その少女を茶髪の青年が背後に庇っており、もう一人の赤髪の青年は、青い騎士服の青年に食ってかかっている。
「彼女に近づくな!! 嫌がってるだろう!?」
「はっ! 俺が近づいたんじゃない! 先にその女が声をかけてきたんだ!」
「た、確かにそうですけれど……。わ、私、お客様としてお声がけしただけです!」
「だから、それ買ってやるから、ちょっとつき合えって言っただけだろう!? そっちから誘ってきたんだろうが!!」
「彼女は売り子として声をかけただけだ! お前を誘ったわけじゃない!」
「そんなフリフリの服着て、なに言ってんだよ。どう見ても男を誘っているようにしか見えねぇーなぁ!」
「こ、これはお店の制服です! 誘ってなんかいません!!」
「彼女を侮辱するな!! お前、第三騎士団所属だろう……。名を名乗れ!!」
「お前らになんか名乗るわけねぇーだろう!?」
どうやらランチ販売をしていた少女が、第三騎士団の青年に絡まれてしまい、第二騎士団の二人が止めに入ったという状況らしい。
だが、かなり激しい口論をしている。
すると、珍しく険しい表情を浮かべたフロリスが、周囲の目を引かないようにそっとクラウディアに話しかけてきた。

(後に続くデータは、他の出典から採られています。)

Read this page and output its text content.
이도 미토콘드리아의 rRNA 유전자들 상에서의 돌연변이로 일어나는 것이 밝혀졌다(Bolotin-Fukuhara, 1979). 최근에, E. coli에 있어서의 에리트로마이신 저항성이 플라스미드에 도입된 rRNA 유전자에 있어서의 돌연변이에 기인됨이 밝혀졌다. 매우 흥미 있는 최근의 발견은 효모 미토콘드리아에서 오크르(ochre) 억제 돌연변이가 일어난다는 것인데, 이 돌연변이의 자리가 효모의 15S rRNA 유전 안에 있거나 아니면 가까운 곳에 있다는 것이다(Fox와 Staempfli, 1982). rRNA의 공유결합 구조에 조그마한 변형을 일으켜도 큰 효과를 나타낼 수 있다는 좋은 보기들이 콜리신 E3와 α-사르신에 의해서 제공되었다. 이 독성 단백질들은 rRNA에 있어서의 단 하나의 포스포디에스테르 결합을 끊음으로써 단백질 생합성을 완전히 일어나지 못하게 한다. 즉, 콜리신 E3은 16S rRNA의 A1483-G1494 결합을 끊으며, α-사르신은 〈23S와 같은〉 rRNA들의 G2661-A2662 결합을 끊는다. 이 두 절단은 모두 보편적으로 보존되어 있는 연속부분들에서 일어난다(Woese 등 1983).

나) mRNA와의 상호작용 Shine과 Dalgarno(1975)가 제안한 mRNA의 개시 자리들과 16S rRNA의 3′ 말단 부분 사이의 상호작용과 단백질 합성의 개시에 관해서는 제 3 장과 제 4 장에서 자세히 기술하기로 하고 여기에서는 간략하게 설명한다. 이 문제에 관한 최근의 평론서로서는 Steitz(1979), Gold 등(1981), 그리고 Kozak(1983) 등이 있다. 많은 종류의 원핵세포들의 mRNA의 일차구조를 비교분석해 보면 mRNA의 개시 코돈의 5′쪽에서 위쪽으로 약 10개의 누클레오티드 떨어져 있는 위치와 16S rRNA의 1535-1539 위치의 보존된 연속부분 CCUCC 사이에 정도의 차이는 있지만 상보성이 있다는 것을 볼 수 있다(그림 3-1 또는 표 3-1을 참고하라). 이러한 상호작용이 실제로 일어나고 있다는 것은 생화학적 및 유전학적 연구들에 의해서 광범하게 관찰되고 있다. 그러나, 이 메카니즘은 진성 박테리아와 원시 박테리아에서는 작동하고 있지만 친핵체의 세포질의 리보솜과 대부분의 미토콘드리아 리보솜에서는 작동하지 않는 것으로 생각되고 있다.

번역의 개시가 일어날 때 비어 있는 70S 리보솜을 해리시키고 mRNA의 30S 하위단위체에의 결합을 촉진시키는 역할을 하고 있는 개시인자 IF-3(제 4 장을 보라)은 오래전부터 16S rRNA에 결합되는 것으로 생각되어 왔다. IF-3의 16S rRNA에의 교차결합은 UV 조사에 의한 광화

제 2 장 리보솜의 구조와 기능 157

「クラウディア嬢……。ごめん、ちょっとここで待ってて貰える?」
「は、はい……」
そう言って、クラウディアを人ごみの中に隠すように優しく押しやると、真っ直ぐな足取りで騒ぎの中心へと向かっていった。
「アラン! スレイン! 何があった?」
「えっ……? フロリス先輩!? 今日は休みじゃ……」
「たまたま通りかかったんだ。それより何を揉めているんだ?」
すると、アランと呼ばれた赤髪の青年が、青い騎士服の青年を睨みつけながら指をさす。
「こいつが、嫌がる彼女を力ずくで裏路地に引きずり込もうとしてたんです!!」
フロリスがゆっくり視線を向けると、青い騎士服の青年は不快そうに顔を歪めた。
「あんた誰だよ……。関係ない奴は、すっこんでな!」
「僕はフロリス・シエル。この二人と同じく第二騎士団に所属している。君は第三騎士団所属のようだけれど……名前と所属番号を教えてもらえるかな?」
「はぁ? なんで教えなきゃなんねぇーんだよ。大体あんた、本当に第二の人間か? こんな優男がいるようじゃ、第二も大したことねぇーな!」
悪態をつくように挑発してくる青年にフロリスが、盛大に溜め息をつく。
「そういうのはいいから。早く名前と所属番号を教えてくれないか?」
「嫌だね。あんたみたいな箱入り甘ちゃんヤローに教えるわけねぇーだろ?」
青年は両手をポケットに突っ込み、ニヤニヤしながらフロリスに近づいてきた。
その態度の悪さから遠巻きに見ていたクラウディアは、ムッとしながら眉間に皺を寄せる。
だが青年がポケットから手を引き抜こうとした瞬間――――。
フロリスが、その腕を素早く掴む。
そして顔色一つ変えず、一瞬で背後から青年の腕をねじり上げた。